Who are we, as subjects, in the context of the metaphor? We are the liquid mercury ocean of Mind. As such, there is only one Subject. Our differentiated individualities are an artifact of different segments of that single ocean rising up and coiling around themselves. Our individual egos are associated to each individual coil.
What is my individual life, according to the metaphor? Your individual life is a set of subjective experiences. As such, it is a set of ripples propagating through the folded coil of the ocean of Mind that corresponds to your particular point-of-view within reality. As these ripples propagate through the coil, they are recursively reflected on the surface of Mind, like the images in two mirrors facing each other. Such recursive amplification of these particular ripples renders all other ripples on the ocean of Mind as nearly imperceptible as the stars at noon. Yet, all ripples on the entire ocean of Mind are your experiences, available in your consciousness, since you are the only subject that exists.

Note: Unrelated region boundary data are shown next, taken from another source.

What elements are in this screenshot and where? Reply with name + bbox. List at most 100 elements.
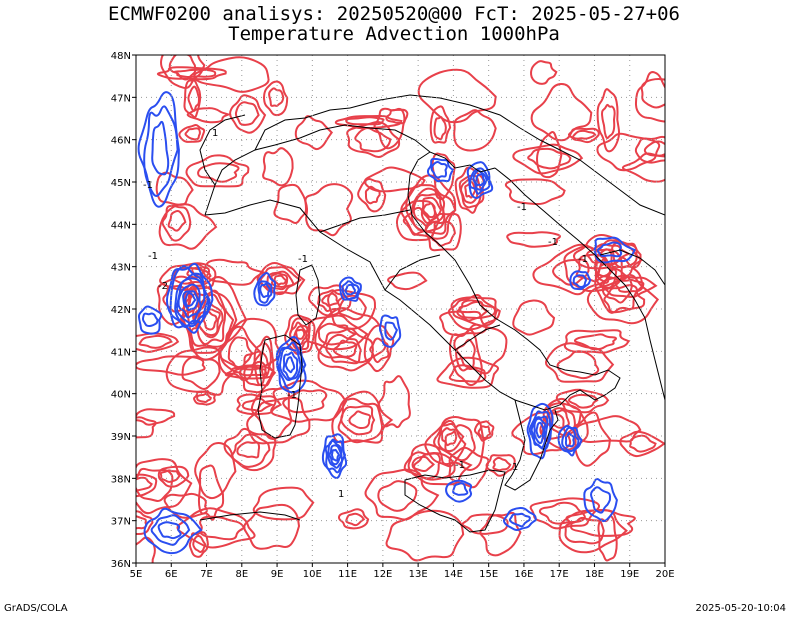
negative-contour (583, 478, 618, 523)
positive-contour (572, 129, 597, 140)
negative-contour (445, 479, 473, 503)
contour-label: -1 (143, 180, 153, 191)
positive-contour (420, 196, 443, 224)
positive-contour (186, 107, 232, 124)
positive-contour (234, 101, 260, 126)
positive-contour (621, 152, 665, 183)
positive-contour (337, 397, 384, 444)
lon-tick-label: 7E (200, 569, 213, 580)
positive-contour (270, 272, 289, 288)
negative-contour (284, 356, 296, 374)
positive-contour (387, 271, 428, 291)
positive-contour (411, 455, 436, 473)
lon-tick-label: 18E (585, 569, 604, 580)
sardinia-coastline (257, 334, 303, 439)
positive-contour (364, 185, 381, 205)
positive-contour (202, 310, 218, 331)
positive-contour (619, 430, 665, 458)
positive-contour (192, 534, 207, 553)
corsica-coastline (295, 264, 321, 326)
positive-contour (282, 389, 328, 414)
negative-contour (338, 276, 362, 302)
positive-contour (424, 419, 467, 468)
positive-contour (136, 355, 206, 376)
footer-timestamp: 2025-05-20-10:04 (695, 603, 786, 614)
positive-contour (262, 147, 294, 187)
positive-contour (243, 503, 301, 550)
lon-tick-label: 6E (165, 569, 178, 580)
negative-contour (184, 292, 197, 308)
positive-contour (317, 327, 374, 372)
positive-contour (447, 294, 501, 331)
negative-contour (328, 444, 343, 466)
lat-tick-label: 42N (111, 305, 131, 316)
positive-contour (545, 342, 615, 383)
negative-contour (330, 448, 341, 462)
positive-contour (597, 515, 618, 562)
positive-contour (308, 284, 352, 317)
lat-tick-label: 46N (111, 136, 131, 147)
negative-contour (593, 236, 636, 264)
positive-contour (334, 114, 403, 130)
lon-tick-label: 10E (303, 569, 322, 580)
lon-tick-label: 14E (444, 569, 463, 580)
positive-contour (268, 87, 285, 107)
positive-contour (236, 393, 283, 416)
lat-tick-label: 44N (111, 220, 131, 231)
positive-contour (161, 204, 192, 242)
positive-contour (504, 178, 566, 206)
lat-tick-label: 40N (111, 390, 131, 401)
positive-contour (167, 210, 187, 232)
negative-contour (137, 305, 163, 335)
negative-contour (324, 438, 347, 474)
negative-contour (143, 507, 203, 555)
positive-contour (433, 115, 447, 141)
positive-contour (527, 147, 572, 170)
negative-contour (169, 265, 211, 329)
positive-contour (184, 127, 201, 141)
positive-contour (250, 387, 293, 440)
contour-label: -1 (578, 254, 588, 265)
positive-contour (640, 78, 665, 109)
positive-contour (354, 127, 392, 153)
contour-label: -2 (158, 281, 168, 292)
positive-contour (158, 203, 218, 250)
positive-contour (477, 425, 492, 440)
lat-tick-label: 43N (111, 263, 131, 274)
lat-tick-label: 37N (111, 517, 131, 528)
positive-contour (236, 441, 261, 459)
positive-contour (377, 480, 418, 512)
lat-tick-label: 45N (111, 178, 131, 189)
positive-contour (321, 292, 339, 307)
advection-contours (136, 55, 665, 563)
positive-contour (165, 346, 237, 396)
positive-contour (178, 124, 206, 143)
positive-contour (563, 245, 623, 293)
positive-contour (385, 509, 465, 562)
lon-tick-label: 12E (373, 569, 392, 580)
map-title-line1: ECMWF0200 analisys: 20250520@00 FcT: 202… (108, 3, 680, 25)
positive-contour (294, 115, 334, 151)
contour-label: 1 (338, 489, 344, 500)
positive-contour (136, 458, 193, 515)
negative-contour (253, 272, 277, 307)
positive-contour (573, 234, 638, 270)
contour-label: -1 (517, 202, 527, 213)
positive-contour (325, 333, 362, 365)
negative-contour (321, 433, 348, 479)
positive-contour (193, 389, 216, 406)
positive-contour (345, 116, 385, 126)
contour-label: -1 (455, 460, 465, 471)
negative-contour (282, 351, 299, 380)
negative-contour (528, 410, 552, 451)
positive-contour (555, 388, 610, 414)
negative-contour (564, 432, 575, 448)
positive-contour (181, 355, 221, 390)
negative-contour (259, 282, 272, 298)
positive-contour (159, 262, 217, 291)
positive-contour (262, 80, 289, 117)
adriatic-inner-border (599, 249, 665, 286)
positive-contour (340, 405, 376, 436)
positive-contour (412, 193, 445, 227)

What are the objects of the world that I perceive around me? According to the metaphor, all that there is is a single ocean of Mind and the ripples of experience that propagate through it. As such, there is no separate, truly objective, autonomous world 'out there.' The illusion of objects arises as an artifact of folded consciousness: Objects are merely the recursively reflected images of ripples in the ocean of Mind. It is the recursive reflection that creates the illusion of something separate from Mind. If there were no reflections, all experience would be unambiguously subjective, though lacking self-awareness. According to this notion, even your own thoughts are objects, for they are themselves recursively reflected in Mind. This, indeed, seems to match our personal experience, given our ability to judge and critique ourselves.

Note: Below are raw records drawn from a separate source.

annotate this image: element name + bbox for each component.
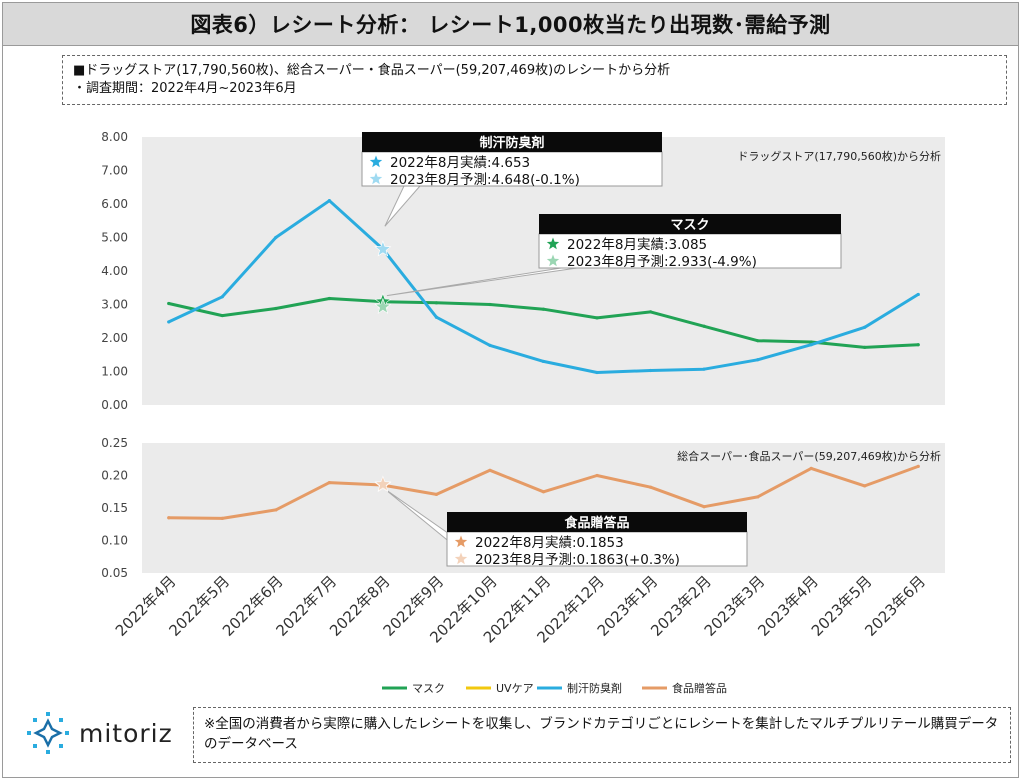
y-tick-label: 5.00 [101,231,128,245]
data-point [702,324,706,328]
callout-body [361,151,663,187]
data-point [220,295,224,299]
callout-title: マスク [670,218,709,233]
data-point [863,345,867,349]
y-tick-label: 3.00 [101,298,128,312]
data-point [595,473,599,478]
callout-forecast-text: 2023年8月予測:2.933(-4.9%) [567,254,757,270]
source-note: 総合スーパー･食品スーパー(59,207,469枚)から分析 [677,449,941,463]
data-point [488,302,492,307]
callout-forecast-star [369,172,383,185]
data-point [541,359,546,364]
data-point [756,339,760,343]
data-point [702,505,706,509]
data-point [327,481,331,485]
data-point [809,466,813,470]
legend-label: UVケア [496,682,534,695]
logo-text: mitoriz [79,718,173,748]
callout-actual-text: 2022年8月実績:0.1853 [475,535,624,551]
callout-actual-star [454,535,468,548]
data-point [648,368,653,373]
y-tick-label: 7.00 [101,164,128,178]
y-tick-label: 0.15 [101,501,128,515]
callout-actual-star [546,237,560,250]
callout-header [447,512,747,532]
data-point [541,490,546,494]
note-line-2: ・調査期間：2022年4月~2023年6月 [73,81,297,96]
data-point [434,315,439,319]
data-point [916,343,920,347]
forecast-star-marker [374,297,392,314]
data-point [488,343,492,347]
mitoriz-logo-icon [27,712,69,754]
note-line-1: ■ドラッグストア(17,790,560枚)、総合スーパー・食品スーパー(59,2… [73,63,671,78]
data-point [274,306,278,311]
footer-note: ※全国の消費者から実際に購入したレシートを収集し、ブランドカテゴリごとにレシート… [193,707,1011,763]
callout-actual-text: 2022年8月実績:3.085 [567,237,707,253]
y-tick-label: 0.00 [101,398,128,412]
data-point [274,508,278,512]
callout-forecast-star [546,254,560,267]
data-point [327,296,331,301]
data-point [167,516,171,520]
y-tick-label: 0.20 [101,469,128,483]
callout-header [539,214,841,234]
y-tick-label: 0.10 [101,534,128,548]
data-point [274,235,278,240]
y-tick-label: 6.00 [101,197,128,211]
y-tick-label: 8.00 [101,130,128,144]
callout-header [362,132,662,152]
data-point [648,310,653,314]
callout-forecast-text: 2023年8月予測:4.648(-0.1%) [390,172,580,188]
legend-label: 食品贈答品 [672,681,727,695]
data-point [541,307,546,311]
source-note: ドラッグストア(17,790,560枚)から分析 [737,149,941,163]
callout-title: 食品贈答品 [564,515,629,531]
forecast-star-marker [374,240,392,257]
callout-forecast-star [454,552,468,565]
data-point [167,320,171,324]
data-point [916,292,920,297]
data-point [756,358,760,362]
data-point [756,495,760,499]
mitoriz-logo: mitoriz [25,710,173,756]
y-tick-label: 4.00 [101,264,128,278]
data-point [863,325,867,329]
data-point [809,340,813,344]
callout-actual-text: 2022年8月実績:4.653 [390,155,530,171]
survey-note: ■ドラッグストア(17,790,560枚)、総合スーパー・食品スーパー(59,2… [62,55,1007,105]
data-point [595,316,599,320]
y-tick-label: 1.00 [101,365,128,379]
data-point [702,367,706,371]
data-point [434,492,439,496]
data-point [167,301,171,306]
legend-label: 制汗防臭剤 [567,681,622,695]
y-tick-label: 0.05 [101,566,128,580]
y-tick-label: 2.00 [101,331,128,345]
data-point [863,484,867,488]
callout-title: 制汗防臭剤 [479,135,544,151]
data-point [220,313,224,318]
data-point [434,301,439,305]
y-tick-label: 0.25 [101,436,128,450]
data-point [809,343,813,347]
page-title: 図表6）レシート分析： レシート1,000枚当たり出現数･需給予測 [3,3,1018,46]
data-point [220,516,224,521]
data-point [648,485,653,489]
data-point [488,468,492,472]
data-point [327,199,331,203]
legend-label: マスク [412,682,445,695]
callout-body [538,233,842,269]
callout-actual-star [369,155,383,168]
forecast-star-marker [374,475,392,492]
callout-forecast-text: 2023年8月予測:0.1863(+0.3%) [475,552,680,568]
data-point [916,464,920,468]
data-point [595,370,599,375]
callout-body [446,531,748,567]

How can the metaphor explain instincts? Instincts, if interpreted broadly, are the non-reflected ripples in the ocean of Mind. As such, instincts are the experiences of unfolded consciousness. All the ripples propagating through non-folded segments of the ocean of Mind are conscious experiences unaccompanied by self-awareness. In other words, these are true experiences of the one Subject, but the Subject is not aware that It is having these experiences; these are perceptions perceived, feelings felt, but not known to be perceived or felt. As such, what is unique about instinctual experiences is that they are not themselves objects of thought, the way experiences in folded consciousness are. Note that this notion equates instincts to the unconscious, which is not very far from the position held by Jungian psychology.

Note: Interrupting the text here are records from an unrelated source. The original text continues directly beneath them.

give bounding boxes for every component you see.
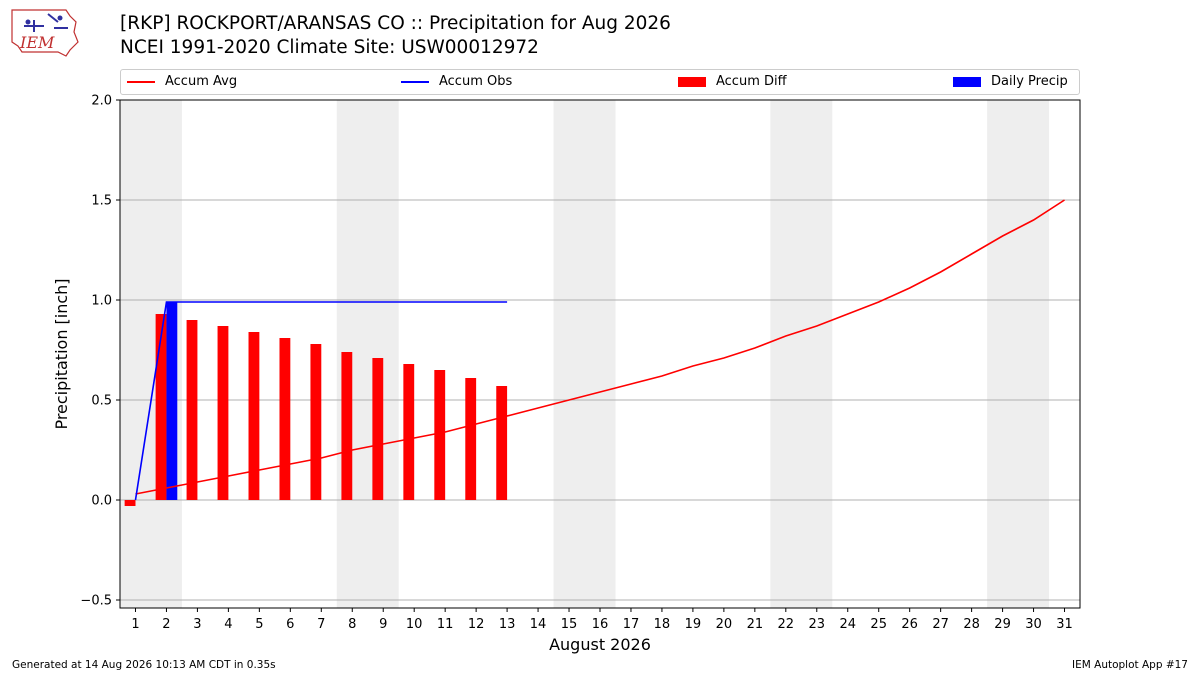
x-tick-label: 23 <box>809 617 826 632</box>
accum-diff-bar <box>465 378 477 500</box>
x-tick-label: 5 <box>255 617 263 632</box>
accum-diff-bar <box>403 364 415 500</box>
legend-label: Accum Avg <box>165 74 238 89</box>
legend-label: Accum Diff <box>716 74 787 89</box>
y-tick-label: 0.0 <box>91 494 112 509</box>
accum-diff-bar <box>155 314 167 500</box>
legend-item-accum-obs: Accum Obs <box>401 74 512 89</box>
weekend-band <box>987 100 1050 608</box>
accum-diff-bar <box>186 320 198 500</box>
accum-diff-bar <box>434 370 446 500</box>
accum-diff-bar <box>372 358 384 500</box>
x-tick-label: 18 <box>654 617 671 632</box>
x-tick-label: 19 <box>685 617 702 632</box>
legend-item-accum-diff: Accum Diff <box>678 74 787 89</box>
generated-timestamp: Generated at 14 Aug 2026 10:13 AM CDT in… <box>12 659 276 671</box>
app-credit: IEM Autoplot App #17 <box>1072 659 1188 671</box>
x-tick-label: 14 <box>530 617 547 632</box>
accum-obs-swatch <box>401 80 429 83</box>
weekend-band <box>553 100 616 608</box>
y-tick-label: −0.5 <box>80 594 112 609</box>
x-tick-label: 20 <box>716 617 733 632</box>
x-tick-label: 27 <box>932 617 949 632</box>
x-tick-label: 9 <box>379 617 387 632</box>
x-tick-label: 16 <box>592 617 609 632</box>
accum-diff-bar <box>496 386 508 500</box>
x-tick-label: 28 <box>963 617 980 632</box>
accum-diff-bar <box>124 500 136 506</box>
x-tick-label: 31 <box>1056 617 1073 632</box>
legend-label: Accum Obs <box>439 74 513 89</box>
x-tick-label: 30 <box>1025 617 1042 632</box>
x-axis-label: August 2026 <box>549 635 651 654</box>
x-tick-label: 21 <box>747 617 764 632</box>
accum-diff-swatch <box>678 76 706 87</box>
accum-diff-bar <box>217 326 229 500</box>
x-tick-label: 11 <box>437 617 454 632</box>
legend-label: Daily Precip <box>991 74 1068 89</box>
legend-item-daily-precip: Daily Precip <box>953 74 1068 89</box>
x-tick-label: 29 <box>994 617 1011 632</box>
x-tick-label: 12 <box>468 617 485 632</box>
x-tick-label: 1 <box>131 617 139 632</box>
y-tick-label: 0.5 <box>91 394 112 409</box>
iem-logo: IEM <box>11 9 79 57</box>
y-tick-label: 1.0 <box>91 294 112 309</box>
x-tick-label: 2 <box>162 617 170 632</box>
accum-avg-line <box>135 199 1065 495</box>
x-tick-label: 8 <box>348 617 356 632</box>
x-tick-label: 22 <box>778 617 795 632</box>
accum-diff-bar <box>310 344 322 500</box>
x-tick-label: 25 <box>870 617 887 632</box>
daily-precip-swatch <box>953 76 981 87</box>
accum-obs-line <box>134 301 508 501</box>
accum-diff-bar <box>279 338 291 500</box>
x-tick-label: 24 <box>839 617 856 632</box>
x-tick-label: 13 <box>499 617 516 632</box>
y-axis-label: Precipitation [inch] <box>52 278 71 429</box>
accum-diff-bar <box>248 332 260 500</box>
accum-avg-swatch <box>127 80 155 83</box>
accum-diff-bar <box>341 352 353 500</box>
x-tick-label: 10 <box>406 617 423 632</box>
y-tick-label: 2.0 <box>91 94 112 109</box>
y-tick-label: 1.5 <box>91 194 112 209</box>
chart-legend: Accum Avg Accum Obs Accum Diff Daily Pre… <box>120 69 1080 95</box>
x-tick-label: 3 <box>193 617 201 632</box>
legend-item-accum-avg: Accum Avg <box>127 74 237 89</box>
x-tick-label: 4 <box>224 617 232 632</box>
x-tick-label: 17 <box>623 617 640 632</box>
chart-subtitle: NCEI 1991-2020 Climate Site: USW00012972 <box>120 37 539 58</box>
daily-precip-bar <box>166 302 178 500</box>
x-tick-label: 7 <box>317 617 325 632</box>
x-tick-label: 6 <box>286 617 294 632</box>
x-tick-label: 15 <box>561 617 578 632</box>
chart-title: [RKP] ROCKPORT/ARANSAS CO :: Precipitati… <box>120 13 671 34</box>
svg-text:IEM: IEM <box>19 33 55 52</box>
weekend-band <box>770 100 833 608</box>
x-tick-label: 26 <box>901 617 918 632</box>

What if there were no ripples? Then there would be Mind, but without experiences. There would still be a Subject, but the Subject would 'live' in a bottomless abyss of nothingness; a great void. I don't mean this in a negative way, but am simply following the logical implications of the metaphor. Note that, if this is true, then the underlying 'medium' of existence is fundamentally emptiness. Experiences are simply disturbances on this 'medium' of emptiness; 'emptiness dancing,' if you will (when I arrived at this conclusion, I finally truly understood what Adyashanti meant with the tittle of his book).
So where is Nature going with it all? Perhaps these local coils of self-reflecting Mind that we call people, animals, and other conscious entities represent the current status of a teleological process in Nature whose ultimate goal may be the formation of one single 'cosmic coil' wherein all ripples in the ocean of Mind will be amplified in a self-aware manner. Perhaps nature is an evolutionary laboratory wherein Mind is experimenting, trying to iteratively find a solution to a problem that itself has not been articulated; the answer to a question that is itself intuited, but not yet known.